Now they get along just fine.

While playing "Soul Caliber 2," Mellen worked his way through the introductory screens with ease, knowing exactly what to click to start the game he wanted.

He rarely asked for help. Once the game started he didn't need any help.

"How do I move?" an exasperated opponent, Ryan O'Banion, asked during a battle in which his character is frozen in place.

"You can't," Mellen answered before finishing him off.

"That's what happens. It's why I don't play him," O'Banion said after his blood-spattered character's corpse vanishes from the screen.

How Mellen became so good is a mystery to his father.

"He just sat there and he tried and tried until he got it right," Larry Mellen said. "He didn't ever complain to me or anyone about how hard it was."

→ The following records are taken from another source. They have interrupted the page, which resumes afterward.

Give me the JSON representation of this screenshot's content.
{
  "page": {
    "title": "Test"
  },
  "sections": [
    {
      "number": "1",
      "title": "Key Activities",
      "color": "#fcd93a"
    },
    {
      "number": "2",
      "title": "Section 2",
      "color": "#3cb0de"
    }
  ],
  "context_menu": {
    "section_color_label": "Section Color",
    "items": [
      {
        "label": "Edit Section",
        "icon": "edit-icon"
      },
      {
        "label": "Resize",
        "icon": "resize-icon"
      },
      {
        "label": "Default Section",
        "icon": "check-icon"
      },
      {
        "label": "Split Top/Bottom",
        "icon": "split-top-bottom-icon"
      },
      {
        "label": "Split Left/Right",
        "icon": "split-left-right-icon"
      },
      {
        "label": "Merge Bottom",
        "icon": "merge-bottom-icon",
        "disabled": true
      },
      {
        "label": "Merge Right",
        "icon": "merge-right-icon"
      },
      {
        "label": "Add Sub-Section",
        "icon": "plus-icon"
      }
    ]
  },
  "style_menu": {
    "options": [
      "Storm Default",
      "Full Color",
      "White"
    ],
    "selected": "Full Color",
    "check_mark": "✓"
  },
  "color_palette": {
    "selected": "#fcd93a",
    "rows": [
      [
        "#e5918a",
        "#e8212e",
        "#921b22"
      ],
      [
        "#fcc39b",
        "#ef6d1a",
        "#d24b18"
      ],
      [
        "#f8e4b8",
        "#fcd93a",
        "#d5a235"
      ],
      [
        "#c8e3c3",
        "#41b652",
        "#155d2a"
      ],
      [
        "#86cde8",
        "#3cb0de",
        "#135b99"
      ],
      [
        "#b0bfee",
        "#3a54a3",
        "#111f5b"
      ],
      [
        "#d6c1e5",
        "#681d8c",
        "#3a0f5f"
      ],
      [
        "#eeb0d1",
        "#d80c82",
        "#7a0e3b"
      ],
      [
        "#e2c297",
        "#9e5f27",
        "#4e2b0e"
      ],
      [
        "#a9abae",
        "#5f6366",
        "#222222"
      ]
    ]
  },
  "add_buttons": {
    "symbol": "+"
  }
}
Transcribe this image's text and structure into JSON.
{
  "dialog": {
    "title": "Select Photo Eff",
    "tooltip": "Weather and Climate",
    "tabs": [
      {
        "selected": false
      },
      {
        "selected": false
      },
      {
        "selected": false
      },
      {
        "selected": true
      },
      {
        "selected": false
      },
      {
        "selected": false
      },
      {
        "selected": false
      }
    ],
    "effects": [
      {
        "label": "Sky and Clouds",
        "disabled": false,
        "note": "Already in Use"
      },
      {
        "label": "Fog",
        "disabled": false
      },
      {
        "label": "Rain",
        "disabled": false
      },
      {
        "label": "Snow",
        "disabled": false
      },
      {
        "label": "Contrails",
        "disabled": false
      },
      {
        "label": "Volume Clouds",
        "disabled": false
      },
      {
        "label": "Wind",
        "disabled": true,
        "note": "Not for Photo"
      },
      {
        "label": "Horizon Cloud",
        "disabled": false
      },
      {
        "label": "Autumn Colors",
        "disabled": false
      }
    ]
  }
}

Mellen hangs out any chance he gets at the DogTags Gaming Center in Lincoln, which opened last month. Every now and then someone will come in and think he can easily beat the blind kid.

That attitude doesn't faze Mellen.

"I'll challenge them, maybe. If I feel like a challenge," he said, displaying an infectious confidence. "I freak people out by playing facing backwards."

There's nothing he likes better than playing video games, Mellen said.

He will be a senior in high school next year. After graduation, he plans to take a year off because he wants a break from school.

When he does go to college, Mellen wants to study — what else? — video-game design.